How is she doing financially?

“Don’t ask. It is just unbelievably expensive.”

The quads go to a preschool on weekdays. She hires a woman to help “so I can leave the house to shop.” Some nights she cooks dinner. Others it’s McBurgers for five. “I clip coupons like crazy.”

Like many accountants, she works 12 hours a day, 7 days a week, during income tax season from January to April. The rest of the year she works about 6 days a week. She confessed that sometimes on weekends a baby-sitter watches the quads “and I go to the office for a few hours just to sit in the quiet, even if I don’t have much work.”

She takes night courses to keep up her professional qualifications and is on committees for Jewish civic groups. Does she feel like superwoman?

“No. Other people have neat closets. We don’t.

“Sometimes it gets to me.
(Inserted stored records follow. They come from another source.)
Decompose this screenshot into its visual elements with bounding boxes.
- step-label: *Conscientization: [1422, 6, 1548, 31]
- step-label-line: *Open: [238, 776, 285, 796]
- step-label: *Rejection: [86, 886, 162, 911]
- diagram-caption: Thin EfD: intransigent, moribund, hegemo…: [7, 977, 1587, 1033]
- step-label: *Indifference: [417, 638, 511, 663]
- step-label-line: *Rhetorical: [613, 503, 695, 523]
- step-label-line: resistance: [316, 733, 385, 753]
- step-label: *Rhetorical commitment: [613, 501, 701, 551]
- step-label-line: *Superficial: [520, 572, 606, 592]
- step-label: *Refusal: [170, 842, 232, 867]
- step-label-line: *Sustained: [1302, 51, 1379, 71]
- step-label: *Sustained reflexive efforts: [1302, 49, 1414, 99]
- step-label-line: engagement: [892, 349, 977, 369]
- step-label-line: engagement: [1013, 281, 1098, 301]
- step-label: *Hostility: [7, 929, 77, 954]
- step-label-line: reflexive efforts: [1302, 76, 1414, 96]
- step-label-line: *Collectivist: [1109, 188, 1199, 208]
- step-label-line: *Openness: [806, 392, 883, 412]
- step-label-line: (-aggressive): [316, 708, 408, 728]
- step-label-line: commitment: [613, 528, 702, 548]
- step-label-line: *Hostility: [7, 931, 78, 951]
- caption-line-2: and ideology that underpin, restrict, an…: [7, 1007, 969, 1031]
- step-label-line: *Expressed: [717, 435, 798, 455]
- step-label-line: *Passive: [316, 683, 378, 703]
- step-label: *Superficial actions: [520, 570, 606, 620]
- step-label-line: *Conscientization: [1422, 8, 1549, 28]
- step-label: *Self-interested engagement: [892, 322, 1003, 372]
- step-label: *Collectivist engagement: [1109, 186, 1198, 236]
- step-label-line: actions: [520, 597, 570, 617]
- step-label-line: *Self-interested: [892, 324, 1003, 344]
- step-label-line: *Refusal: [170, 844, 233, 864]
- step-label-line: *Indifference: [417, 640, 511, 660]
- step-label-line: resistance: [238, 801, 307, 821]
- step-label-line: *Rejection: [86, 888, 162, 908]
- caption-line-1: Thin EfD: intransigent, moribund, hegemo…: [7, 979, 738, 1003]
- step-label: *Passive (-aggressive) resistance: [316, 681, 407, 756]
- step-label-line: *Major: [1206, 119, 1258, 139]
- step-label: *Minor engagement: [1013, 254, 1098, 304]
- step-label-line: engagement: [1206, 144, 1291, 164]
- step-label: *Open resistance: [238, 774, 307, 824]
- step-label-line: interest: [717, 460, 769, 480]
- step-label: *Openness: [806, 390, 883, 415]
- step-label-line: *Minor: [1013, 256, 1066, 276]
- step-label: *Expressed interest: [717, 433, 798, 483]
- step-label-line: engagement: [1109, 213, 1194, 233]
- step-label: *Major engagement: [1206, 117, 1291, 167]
This morning I must have done 10 loads of laundry, and then I found the three girls had decided to help by stripping all their bedding and piling it on the floor. I got a little crabby. But later on I told them, ‘You know, you guys are really special.’ And Jeffrey put his arm around me and said “Well, that’s because you’re our Mommy.’ ”

Her voice broke. “That makes it kind of worth it.”

She had to go. Jessica had somehow wedged herself into a bookshelf 6 feet off the floor.

Years from now, the four little Rosens may remember the Hanukkah when Mom gave out “diamonds” on colored string. By that time, they’ll probably realize that at least one of the jewels in their house was real.